Using hydrolysis, Darren streamlined this slow process so that the same volume of Jerusalem artichoke liquid – which is full of good-for-the-gut inulin – could be made in just three hours.

“Fast-forward to me moving to Leeds, and Nik asked me if I knew anyone with a vegetable substrate that we could use in this project with our partners in Australia – so that farmer came to mind right away.”

Preventing sidestream side effects

It’s just one example of how underutilised crops can be used to produce alternative sources of protein, although much of the material used by the team derives from the sidestreams generated by food manufacturers.

The use of AI, meanwhile, is as much about eliminating undesirable characteristics as it is generating nutritious, cost-effective proteins.

“When soft fruits like strawberries and raspberries break down, they make polyphenols and other ketones and aldehydes that can be very unpleasant,” Darren said. “Our machine learning process can help to get rid of these or mitigate them; it’s useful not only in making protein, ethanol, vitamins and so on, but also for stopping other things from creeping in.”

Solving problems across continents

The work of Alex, Darren and the team at Leeds are set to create products with a low environmental impact that contain fewer additives and go through less processing.

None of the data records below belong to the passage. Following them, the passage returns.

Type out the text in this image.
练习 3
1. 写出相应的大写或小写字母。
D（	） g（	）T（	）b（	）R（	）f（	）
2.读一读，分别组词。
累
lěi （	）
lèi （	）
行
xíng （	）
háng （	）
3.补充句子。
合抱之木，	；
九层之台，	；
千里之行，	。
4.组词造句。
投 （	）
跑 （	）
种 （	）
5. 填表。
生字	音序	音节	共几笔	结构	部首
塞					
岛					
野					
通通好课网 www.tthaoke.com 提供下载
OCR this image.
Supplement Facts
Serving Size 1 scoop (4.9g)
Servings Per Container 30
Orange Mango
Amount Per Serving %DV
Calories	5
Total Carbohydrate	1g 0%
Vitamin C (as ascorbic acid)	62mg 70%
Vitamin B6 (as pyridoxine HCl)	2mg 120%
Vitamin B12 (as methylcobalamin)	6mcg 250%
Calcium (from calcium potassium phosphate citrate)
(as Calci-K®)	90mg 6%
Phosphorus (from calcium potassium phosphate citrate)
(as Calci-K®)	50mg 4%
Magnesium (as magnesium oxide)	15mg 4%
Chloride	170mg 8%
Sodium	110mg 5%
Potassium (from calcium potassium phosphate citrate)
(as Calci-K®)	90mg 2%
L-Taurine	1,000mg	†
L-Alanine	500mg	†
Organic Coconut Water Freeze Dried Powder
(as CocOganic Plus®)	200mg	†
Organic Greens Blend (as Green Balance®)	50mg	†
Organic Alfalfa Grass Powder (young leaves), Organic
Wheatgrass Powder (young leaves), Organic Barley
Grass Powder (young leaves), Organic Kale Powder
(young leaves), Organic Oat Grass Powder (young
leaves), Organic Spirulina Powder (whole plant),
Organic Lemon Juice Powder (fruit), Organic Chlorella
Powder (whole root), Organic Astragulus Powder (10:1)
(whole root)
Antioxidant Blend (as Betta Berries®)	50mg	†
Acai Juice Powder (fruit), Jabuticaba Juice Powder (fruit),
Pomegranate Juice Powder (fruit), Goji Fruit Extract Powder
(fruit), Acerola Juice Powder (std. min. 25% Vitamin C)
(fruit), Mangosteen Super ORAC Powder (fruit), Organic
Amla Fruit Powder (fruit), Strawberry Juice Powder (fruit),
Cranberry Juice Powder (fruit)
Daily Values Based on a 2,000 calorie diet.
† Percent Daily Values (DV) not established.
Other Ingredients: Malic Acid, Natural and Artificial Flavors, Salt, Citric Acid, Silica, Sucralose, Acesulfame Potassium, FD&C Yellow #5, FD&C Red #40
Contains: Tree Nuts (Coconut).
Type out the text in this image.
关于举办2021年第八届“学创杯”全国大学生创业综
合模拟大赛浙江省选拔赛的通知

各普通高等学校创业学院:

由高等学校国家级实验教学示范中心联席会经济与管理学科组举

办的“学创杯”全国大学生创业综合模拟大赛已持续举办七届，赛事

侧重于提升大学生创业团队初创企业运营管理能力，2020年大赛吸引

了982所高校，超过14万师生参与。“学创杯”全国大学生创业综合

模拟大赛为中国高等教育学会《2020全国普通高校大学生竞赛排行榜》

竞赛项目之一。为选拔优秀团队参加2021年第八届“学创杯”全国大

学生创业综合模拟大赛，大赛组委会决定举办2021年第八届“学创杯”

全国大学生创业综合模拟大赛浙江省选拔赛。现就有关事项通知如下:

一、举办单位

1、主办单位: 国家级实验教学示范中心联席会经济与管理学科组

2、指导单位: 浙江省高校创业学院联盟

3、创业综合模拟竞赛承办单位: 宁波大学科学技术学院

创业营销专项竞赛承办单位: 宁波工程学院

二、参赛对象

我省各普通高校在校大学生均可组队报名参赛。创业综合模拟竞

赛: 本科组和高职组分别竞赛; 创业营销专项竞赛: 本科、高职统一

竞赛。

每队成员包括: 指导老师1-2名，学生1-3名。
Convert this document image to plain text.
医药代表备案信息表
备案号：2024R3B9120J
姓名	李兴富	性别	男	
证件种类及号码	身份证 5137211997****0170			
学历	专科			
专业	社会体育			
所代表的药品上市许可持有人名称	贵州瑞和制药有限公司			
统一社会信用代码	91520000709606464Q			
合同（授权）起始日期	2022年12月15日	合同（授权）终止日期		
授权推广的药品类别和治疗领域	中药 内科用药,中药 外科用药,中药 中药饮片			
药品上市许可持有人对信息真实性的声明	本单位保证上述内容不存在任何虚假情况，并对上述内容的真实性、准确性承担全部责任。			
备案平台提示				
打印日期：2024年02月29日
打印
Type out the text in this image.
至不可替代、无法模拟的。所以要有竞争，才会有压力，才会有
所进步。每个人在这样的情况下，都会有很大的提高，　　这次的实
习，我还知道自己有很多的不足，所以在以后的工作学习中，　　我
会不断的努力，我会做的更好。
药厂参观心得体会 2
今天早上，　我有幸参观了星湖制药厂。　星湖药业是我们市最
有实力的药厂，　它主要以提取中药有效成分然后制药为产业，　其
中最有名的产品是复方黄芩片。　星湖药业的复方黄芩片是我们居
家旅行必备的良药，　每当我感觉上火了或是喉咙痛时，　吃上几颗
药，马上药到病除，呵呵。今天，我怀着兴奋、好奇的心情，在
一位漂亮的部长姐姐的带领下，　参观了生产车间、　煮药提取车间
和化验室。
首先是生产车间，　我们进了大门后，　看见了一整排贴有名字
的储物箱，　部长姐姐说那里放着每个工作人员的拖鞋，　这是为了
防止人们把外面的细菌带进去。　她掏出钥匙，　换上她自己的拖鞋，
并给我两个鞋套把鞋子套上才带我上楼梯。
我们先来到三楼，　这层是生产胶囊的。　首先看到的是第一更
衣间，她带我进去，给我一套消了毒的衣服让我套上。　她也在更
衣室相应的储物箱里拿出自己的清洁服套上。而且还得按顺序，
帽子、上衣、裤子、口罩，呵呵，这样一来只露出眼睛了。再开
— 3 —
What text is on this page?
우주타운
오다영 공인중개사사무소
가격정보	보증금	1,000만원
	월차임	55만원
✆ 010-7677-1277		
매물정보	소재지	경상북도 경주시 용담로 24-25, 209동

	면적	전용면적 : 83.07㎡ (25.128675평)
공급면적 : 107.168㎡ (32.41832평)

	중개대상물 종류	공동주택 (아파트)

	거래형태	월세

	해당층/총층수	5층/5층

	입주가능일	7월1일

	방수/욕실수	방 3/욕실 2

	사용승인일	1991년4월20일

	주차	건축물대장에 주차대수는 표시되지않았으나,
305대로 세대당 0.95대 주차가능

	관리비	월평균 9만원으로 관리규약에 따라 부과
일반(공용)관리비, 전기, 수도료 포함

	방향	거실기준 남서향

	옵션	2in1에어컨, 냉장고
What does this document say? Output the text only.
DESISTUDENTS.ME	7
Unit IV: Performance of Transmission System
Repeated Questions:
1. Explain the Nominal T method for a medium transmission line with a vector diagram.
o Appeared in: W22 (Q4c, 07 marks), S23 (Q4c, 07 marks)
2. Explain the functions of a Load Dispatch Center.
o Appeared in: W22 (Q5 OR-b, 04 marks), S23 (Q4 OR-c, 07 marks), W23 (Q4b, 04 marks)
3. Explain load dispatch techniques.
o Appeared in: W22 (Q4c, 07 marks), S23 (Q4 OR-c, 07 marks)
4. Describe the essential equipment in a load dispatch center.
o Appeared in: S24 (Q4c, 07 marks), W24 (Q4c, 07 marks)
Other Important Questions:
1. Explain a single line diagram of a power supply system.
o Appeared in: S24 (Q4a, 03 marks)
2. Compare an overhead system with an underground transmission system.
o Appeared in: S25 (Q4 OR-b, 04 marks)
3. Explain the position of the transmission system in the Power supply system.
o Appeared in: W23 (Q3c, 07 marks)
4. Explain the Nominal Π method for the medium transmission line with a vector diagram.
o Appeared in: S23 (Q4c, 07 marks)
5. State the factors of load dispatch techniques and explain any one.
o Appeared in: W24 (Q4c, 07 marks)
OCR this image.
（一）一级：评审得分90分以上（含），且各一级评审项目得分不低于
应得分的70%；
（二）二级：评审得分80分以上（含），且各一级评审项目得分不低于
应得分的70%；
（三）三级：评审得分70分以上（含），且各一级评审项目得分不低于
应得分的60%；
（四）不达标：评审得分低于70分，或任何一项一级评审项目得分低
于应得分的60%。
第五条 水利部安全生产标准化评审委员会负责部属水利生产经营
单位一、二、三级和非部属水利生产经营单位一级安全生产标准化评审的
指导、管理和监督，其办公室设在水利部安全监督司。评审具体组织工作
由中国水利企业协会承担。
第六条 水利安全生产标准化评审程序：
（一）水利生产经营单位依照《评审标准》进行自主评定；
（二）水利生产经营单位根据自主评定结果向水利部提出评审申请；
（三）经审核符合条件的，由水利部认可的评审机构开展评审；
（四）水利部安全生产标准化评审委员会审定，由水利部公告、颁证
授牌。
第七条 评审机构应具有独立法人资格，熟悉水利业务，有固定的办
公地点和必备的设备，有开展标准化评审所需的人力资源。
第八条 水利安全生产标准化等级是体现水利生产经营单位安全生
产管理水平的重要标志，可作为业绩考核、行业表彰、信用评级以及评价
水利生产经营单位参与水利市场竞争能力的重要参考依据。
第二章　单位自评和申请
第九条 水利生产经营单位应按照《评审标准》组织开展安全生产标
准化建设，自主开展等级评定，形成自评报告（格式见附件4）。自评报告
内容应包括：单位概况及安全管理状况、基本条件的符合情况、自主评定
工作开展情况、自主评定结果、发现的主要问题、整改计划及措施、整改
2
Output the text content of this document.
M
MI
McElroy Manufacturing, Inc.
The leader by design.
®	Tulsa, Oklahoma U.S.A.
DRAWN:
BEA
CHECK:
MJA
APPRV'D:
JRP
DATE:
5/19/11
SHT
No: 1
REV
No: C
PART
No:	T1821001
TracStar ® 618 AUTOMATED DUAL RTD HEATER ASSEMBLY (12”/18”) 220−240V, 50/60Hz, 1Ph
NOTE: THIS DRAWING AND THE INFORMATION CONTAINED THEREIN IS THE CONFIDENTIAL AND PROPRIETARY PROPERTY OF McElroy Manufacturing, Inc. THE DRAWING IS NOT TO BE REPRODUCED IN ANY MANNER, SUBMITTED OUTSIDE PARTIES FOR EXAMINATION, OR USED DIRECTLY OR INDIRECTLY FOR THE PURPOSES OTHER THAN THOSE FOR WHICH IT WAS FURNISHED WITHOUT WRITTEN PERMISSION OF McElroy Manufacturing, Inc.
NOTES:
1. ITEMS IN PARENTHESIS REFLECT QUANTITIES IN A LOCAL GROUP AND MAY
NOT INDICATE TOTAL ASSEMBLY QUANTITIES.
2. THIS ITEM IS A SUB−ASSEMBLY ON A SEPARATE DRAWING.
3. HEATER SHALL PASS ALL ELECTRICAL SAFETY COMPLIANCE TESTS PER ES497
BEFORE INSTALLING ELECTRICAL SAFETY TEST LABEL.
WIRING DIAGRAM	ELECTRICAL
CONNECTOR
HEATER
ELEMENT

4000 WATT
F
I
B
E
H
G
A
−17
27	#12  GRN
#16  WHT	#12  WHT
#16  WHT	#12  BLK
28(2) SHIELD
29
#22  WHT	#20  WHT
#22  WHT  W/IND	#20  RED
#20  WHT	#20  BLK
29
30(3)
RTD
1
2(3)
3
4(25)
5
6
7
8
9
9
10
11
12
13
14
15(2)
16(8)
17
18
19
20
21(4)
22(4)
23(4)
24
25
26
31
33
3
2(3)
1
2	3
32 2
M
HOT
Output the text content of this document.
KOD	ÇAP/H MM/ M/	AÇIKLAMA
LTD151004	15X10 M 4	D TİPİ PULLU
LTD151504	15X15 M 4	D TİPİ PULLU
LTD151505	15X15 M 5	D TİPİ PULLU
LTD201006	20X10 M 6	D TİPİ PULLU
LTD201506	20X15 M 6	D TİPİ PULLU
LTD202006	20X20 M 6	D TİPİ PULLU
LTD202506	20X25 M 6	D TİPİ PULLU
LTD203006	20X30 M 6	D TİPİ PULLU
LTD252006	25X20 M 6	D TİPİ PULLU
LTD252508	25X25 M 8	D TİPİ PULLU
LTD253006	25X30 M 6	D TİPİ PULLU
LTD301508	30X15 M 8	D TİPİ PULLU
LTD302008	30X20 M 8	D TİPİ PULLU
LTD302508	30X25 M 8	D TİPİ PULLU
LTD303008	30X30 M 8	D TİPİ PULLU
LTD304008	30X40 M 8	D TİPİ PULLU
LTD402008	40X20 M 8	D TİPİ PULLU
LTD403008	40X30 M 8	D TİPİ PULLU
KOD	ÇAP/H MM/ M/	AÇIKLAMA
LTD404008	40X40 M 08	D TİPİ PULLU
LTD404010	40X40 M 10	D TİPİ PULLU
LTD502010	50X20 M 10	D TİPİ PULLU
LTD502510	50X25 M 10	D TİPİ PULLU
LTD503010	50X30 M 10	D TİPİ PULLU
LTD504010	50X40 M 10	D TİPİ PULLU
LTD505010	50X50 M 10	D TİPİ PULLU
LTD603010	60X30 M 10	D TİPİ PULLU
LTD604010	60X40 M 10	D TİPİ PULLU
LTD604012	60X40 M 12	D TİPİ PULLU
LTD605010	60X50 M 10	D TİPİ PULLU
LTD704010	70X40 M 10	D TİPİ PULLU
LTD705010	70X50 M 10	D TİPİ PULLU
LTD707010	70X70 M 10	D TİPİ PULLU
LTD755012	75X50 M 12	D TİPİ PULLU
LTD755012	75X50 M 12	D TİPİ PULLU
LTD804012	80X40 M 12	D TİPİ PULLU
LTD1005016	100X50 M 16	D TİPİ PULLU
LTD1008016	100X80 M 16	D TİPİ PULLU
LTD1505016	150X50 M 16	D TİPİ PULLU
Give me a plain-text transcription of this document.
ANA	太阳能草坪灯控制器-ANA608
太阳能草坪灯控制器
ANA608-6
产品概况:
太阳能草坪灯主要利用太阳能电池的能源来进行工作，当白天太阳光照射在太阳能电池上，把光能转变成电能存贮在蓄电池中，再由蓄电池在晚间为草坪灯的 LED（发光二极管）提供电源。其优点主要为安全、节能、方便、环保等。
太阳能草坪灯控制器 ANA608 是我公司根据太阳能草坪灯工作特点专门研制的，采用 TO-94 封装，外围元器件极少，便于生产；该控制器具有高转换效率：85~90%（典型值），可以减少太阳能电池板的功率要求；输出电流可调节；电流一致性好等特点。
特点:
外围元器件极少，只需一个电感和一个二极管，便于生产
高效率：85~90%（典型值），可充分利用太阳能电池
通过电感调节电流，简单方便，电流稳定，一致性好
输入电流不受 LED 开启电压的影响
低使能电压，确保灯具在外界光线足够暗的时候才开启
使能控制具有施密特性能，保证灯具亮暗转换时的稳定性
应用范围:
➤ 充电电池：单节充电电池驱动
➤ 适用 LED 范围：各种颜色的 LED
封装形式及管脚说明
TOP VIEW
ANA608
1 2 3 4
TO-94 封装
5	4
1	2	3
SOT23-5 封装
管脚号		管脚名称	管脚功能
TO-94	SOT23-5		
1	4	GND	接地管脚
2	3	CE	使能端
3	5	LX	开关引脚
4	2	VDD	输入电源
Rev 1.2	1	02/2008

The latter could offer a key advantage to brands looking to market their products in the future, given almost half of participants in one survey said they were worried that plant-based meat is “too processed” or “unnatural”.

By partnering with the CSIRO, the research breakthroughs achieved by the team at Leeds can be scaled up to deliver a bigger real-world impact.

Both organisations stand to improve their AI capabilities, producing models that can be used by others around the world to optimise efficient fermentation processes and identify new food side streams.

Ancient practice, meet modern methods

For Darren, it’s an exciting step forward that could lead to other innovations in the future.

We haven’t even thought about things like future foods or functional polymers, so there’s all kinds of things we could explore further by using these techniques as the building blocks.

Humans have taken advantage of fermentation since ancient history, with the earliest archaeological evidence for beer production dating back some 13,000 years.

Now, the research efforts of scientists at Leeds and partners on the other side of the planet are breathing new life into the process with modern technologies – all in the name of reducing waste, famine, malnutrition and food insecurity.